5. Further, the decision of the Supreme Court in the case of Aditanar Educational Society v. Additional CIT reported in : (1997) 224 ITR 310 would not be of any assistance to the case of the assessee, in view of the finding of fact by the Assessing Officer confirmed by the 1st Appellate Authority on the basis of the documentary evidence on record, which were found and seized at the time of search conducted by the assessing officer and the material on record which is not disputed by the assessee. Therefore, the said decision and other decision of Rajasthan High Court and Andhra Pradesh High Court in relation to the property in the name of the Managing Trustee and Chairman Sri Sadashivan is the property which is registered under the Societies Registration Act, cannot be accepted and the said decisions have no application to the facts & situation. Various details referred to in the assessment order by the assessing officer is supported by voluminous documentary evidence and admitted facts and the amount in the Bank Account in the name of the Trust is being misutilised in the name of the family members of the Managing Trustee. The finding of fact has been recorded by the Tribunal without adverting to the finding of fact recorded by the original authority with reference to the material evidence.
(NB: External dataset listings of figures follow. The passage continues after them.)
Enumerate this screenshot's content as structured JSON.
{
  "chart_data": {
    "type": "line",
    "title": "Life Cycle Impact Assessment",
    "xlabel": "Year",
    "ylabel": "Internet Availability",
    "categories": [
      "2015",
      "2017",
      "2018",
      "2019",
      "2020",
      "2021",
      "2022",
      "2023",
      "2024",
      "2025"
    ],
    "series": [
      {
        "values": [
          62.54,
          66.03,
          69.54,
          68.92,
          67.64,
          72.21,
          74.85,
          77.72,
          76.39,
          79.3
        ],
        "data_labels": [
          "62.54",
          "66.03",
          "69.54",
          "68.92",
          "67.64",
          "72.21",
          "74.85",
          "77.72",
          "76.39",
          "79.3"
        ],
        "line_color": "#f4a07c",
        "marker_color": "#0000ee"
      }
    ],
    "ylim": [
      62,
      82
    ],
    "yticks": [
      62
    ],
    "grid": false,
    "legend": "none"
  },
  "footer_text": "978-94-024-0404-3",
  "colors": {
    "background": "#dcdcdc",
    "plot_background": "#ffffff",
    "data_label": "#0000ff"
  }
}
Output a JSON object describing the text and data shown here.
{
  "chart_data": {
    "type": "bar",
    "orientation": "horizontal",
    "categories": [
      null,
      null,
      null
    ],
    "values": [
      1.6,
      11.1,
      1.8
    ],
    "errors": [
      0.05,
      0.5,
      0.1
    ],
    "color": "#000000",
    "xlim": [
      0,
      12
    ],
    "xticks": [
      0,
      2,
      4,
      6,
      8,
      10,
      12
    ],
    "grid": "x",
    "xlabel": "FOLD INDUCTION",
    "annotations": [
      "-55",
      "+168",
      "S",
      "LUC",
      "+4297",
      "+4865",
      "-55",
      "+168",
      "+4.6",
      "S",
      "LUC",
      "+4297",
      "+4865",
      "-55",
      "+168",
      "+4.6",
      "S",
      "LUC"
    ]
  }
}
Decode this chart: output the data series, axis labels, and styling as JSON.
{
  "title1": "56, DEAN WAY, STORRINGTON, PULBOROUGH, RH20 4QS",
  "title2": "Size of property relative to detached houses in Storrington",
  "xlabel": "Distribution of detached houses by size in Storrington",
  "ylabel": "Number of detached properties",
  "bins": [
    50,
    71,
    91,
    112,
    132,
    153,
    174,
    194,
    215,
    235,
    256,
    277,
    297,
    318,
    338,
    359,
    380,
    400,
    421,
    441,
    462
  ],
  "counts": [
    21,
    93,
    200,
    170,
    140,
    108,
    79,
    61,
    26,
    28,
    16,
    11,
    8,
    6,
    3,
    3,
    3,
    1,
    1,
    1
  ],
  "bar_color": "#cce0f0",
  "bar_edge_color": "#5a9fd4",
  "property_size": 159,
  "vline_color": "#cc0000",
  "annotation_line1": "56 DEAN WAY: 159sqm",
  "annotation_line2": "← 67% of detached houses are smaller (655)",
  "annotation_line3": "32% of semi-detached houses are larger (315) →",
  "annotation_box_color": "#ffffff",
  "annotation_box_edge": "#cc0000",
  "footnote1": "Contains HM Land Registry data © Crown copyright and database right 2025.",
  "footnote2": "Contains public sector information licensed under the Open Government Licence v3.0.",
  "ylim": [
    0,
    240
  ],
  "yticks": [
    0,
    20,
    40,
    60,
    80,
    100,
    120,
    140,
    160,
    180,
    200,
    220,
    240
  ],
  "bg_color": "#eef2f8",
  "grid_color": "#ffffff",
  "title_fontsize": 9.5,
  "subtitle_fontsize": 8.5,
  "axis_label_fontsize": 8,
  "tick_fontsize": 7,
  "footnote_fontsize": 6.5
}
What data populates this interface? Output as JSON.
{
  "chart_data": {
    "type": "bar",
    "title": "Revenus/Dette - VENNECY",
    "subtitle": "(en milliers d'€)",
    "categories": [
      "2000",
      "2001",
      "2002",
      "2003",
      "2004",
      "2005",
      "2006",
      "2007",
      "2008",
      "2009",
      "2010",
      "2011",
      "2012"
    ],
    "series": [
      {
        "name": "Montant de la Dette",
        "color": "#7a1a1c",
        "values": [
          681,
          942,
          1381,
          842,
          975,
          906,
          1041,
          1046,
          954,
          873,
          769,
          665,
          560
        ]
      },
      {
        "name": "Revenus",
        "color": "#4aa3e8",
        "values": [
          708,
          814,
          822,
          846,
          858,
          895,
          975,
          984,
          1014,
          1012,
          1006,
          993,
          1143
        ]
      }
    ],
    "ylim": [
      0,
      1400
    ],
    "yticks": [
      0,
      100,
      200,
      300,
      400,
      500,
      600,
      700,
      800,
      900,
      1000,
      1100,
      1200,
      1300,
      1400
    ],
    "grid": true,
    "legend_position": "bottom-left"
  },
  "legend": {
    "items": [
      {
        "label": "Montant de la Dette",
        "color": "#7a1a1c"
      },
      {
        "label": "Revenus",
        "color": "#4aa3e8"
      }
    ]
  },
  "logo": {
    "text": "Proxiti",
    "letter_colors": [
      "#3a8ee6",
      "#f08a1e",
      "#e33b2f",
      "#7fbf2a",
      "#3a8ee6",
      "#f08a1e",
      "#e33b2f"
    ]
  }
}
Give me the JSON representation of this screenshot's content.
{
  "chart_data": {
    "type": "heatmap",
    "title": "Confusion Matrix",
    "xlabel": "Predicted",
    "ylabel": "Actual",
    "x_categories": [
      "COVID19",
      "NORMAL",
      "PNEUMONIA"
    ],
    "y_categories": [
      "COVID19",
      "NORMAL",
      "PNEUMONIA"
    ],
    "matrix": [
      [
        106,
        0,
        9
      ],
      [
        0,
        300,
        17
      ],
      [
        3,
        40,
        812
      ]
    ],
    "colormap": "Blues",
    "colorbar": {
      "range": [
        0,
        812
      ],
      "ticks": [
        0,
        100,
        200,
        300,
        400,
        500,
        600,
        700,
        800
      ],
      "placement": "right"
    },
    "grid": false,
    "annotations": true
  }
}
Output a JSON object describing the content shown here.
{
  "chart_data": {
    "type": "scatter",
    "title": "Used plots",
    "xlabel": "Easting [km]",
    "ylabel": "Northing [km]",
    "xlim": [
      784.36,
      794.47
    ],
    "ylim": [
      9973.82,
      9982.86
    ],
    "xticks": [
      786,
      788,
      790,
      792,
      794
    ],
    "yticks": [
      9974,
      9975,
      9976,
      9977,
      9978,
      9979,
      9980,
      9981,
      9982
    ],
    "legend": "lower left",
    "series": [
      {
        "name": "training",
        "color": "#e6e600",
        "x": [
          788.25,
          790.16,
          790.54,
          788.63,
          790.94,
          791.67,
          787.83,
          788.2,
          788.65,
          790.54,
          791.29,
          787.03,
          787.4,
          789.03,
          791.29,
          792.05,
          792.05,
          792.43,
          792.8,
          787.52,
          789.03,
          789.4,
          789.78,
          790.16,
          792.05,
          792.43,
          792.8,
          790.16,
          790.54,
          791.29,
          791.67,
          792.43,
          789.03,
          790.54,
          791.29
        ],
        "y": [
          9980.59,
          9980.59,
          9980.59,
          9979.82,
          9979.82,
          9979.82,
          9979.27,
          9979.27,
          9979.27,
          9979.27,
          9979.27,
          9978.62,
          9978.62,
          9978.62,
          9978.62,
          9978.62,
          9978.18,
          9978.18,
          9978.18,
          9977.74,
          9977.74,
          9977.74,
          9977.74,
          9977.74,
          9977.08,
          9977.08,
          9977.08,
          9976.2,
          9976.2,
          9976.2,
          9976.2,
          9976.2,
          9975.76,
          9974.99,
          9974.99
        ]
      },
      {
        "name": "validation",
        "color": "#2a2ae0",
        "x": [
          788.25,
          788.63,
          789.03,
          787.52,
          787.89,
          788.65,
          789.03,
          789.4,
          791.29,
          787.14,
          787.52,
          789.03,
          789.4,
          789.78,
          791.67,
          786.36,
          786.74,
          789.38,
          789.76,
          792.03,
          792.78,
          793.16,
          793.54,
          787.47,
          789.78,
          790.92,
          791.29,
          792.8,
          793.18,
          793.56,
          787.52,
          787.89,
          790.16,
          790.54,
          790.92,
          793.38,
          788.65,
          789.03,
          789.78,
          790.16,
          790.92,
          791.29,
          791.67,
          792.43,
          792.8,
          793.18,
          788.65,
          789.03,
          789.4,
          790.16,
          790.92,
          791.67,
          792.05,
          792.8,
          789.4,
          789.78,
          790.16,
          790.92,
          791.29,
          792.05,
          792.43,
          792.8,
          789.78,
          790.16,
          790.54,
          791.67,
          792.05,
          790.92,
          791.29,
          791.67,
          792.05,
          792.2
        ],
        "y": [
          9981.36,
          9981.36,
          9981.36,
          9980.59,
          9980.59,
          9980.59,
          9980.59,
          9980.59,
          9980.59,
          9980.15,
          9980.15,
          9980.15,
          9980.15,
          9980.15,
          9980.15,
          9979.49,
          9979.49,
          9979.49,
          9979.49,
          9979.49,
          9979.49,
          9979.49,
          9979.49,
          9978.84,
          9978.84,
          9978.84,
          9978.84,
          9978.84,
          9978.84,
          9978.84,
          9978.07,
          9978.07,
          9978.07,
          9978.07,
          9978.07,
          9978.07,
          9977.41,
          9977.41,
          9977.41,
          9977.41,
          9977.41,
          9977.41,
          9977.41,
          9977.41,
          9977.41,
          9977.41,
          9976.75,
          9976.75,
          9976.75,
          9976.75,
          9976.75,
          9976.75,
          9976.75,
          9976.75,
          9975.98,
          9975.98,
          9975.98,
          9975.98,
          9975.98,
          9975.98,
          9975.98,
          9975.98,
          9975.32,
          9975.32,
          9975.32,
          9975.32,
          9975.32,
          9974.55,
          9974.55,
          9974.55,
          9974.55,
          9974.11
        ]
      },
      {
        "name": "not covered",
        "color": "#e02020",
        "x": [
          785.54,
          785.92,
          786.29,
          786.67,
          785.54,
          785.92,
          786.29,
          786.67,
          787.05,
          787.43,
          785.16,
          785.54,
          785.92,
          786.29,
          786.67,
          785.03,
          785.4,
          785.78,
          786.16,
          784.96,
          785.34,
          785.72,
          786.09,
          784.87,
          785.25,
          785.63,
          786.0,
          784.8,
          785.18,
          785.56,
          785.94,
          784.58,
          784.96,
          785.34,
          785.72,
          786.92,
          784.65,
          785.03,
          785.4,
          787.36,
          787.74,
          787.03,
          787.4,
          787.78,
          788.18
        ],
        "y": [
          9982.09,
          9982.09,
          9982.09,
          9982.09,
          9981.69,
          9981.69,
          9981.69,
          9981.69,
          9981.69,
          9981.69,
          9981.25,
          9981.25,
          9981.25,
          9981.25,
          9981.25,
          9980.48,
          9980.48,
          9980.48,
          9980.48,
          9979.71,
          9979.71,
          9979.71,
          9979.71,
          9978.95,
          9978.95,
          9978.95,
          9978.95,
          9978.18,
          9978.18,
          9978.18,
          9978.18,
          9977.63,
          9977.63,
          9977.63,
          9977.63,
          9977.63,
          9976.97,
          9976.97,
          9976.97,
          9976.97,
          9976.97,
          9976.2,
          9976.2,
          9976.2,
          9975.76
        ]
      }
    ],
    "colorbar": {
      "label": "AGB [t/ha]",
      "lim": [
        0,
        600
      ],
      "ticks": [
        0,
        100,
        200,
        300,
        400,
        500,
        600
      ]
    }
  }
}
Therefore, the finding and reasons recorded on the contentions prints by the Journel are erroneous. Hence, substantial questions of law Nos. 12, 13 & 14 would arise in this appeal. We answer the same in favour of the revenue by setting aside the impugned Judgment dated 31-7-2003 passed by the Income Tax Appellate Tribunal, Bangalore, in ITA No. 769/Bang/2002.

6. Accordingly, the appeal is allowed.